The same tone of careful optimism pervades the Lebanese press today with the regards to the financial crisis. Citigroup reiterated its positive assessment, saying that Lebanon’s economic “insulation” has become an asset under the current crisis. It warned at the same time, that Lebanon is not past the danger mark (Arabic & English links). An al-Nahar writer has even given himself the liberty of dreaming of a return to the “golden age” when Lebanon was the main bank of the region (Arabic link).

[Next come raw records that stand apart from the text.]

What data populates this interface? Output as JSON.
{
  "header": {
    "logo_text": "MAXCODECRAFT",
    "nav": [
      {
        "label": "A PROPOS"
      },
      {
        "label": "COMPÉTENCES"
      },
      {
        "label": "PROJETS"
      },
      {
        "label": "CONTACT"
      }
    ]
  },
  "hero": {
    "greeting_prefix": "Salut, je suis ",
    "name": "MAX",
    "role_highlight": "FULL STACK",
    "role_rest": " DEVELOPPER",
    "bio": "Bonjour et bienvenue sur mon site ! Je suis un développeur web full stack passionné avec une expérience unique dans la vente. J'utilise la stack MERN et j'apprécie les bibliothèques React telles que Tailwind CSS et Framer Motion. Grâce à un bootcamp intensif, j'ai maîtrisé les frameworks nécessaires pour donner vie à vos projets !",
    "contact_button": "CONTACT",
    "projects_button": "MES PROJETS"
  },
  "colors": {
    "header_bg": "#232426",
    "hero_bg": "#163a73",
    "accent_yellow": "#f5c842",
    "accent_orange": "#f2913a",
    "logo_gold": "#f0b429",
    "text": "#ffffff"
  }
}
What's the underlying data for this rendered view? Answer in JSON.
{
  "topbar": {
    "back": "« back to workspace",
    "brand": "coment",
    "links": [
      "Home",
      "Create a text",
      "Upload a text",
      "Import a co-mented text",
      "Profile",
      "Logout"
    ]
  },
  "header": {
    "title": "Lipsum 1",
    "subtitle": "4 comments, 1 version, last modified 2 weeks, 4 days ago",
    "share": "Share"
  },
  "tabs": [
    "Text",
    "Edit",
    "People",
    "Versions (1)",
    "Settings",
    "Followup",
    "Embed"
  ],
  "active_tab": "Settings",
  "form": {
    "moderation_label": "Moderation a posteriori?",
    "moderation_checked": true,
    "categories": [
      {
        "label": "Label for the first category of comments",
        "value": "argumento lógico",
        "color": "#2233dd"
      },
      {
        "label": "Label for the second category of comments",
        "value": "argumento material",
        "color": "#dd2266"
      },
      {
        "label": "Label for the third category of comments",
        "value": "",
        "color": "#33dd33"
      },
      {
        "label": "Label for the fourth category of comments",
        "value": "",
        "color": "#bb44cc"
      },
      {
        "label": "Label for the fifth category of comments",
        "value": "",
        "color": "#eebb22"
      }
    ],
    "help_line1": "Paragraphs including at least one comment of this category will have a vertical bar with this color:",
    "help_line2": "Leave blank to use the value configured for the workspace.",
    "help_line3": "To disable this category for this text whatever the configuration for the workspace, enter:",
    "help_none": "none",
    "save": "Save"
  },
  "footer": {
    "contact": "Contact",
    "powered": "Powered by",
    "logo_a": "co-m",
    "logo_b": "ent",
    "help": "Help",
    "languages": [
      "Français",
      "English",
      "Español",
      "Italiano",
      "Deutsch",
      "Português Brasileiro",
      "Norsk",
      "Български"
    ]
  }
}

A more cautious assessment was delivered by economist Ghassan Dibah in a lecture at the Lebanese Communist Party’s HQ in Witwat (round the corner from the best fawwal in town). While repeating the mantra of the Lebanese banking sector’s relative immunity from the effects of the financial crisis, Dibah outlined three possible dangers:

  • Decrease in Lebanese commodities’ ability to compete in European markets, especially because the Lira is linked to the Dollar, which is rising.
  • Decrease in migrants’ remittances due to the crisis abroad. This might be somehow off-set by cash flow coming from the Gulf in search for a safe investment haven.
  • Increase in unemployment, due to the high rate of exported Lebanese labor or, what he calls, “exported unemployment.”

Dibah also said that while supply and demand is already bringing down real estate values, he thought it unlikely that a real estate crisis will ensue in the near future (since the real estate market is not linked to the elaborate investment schemes that triggered the international crisis).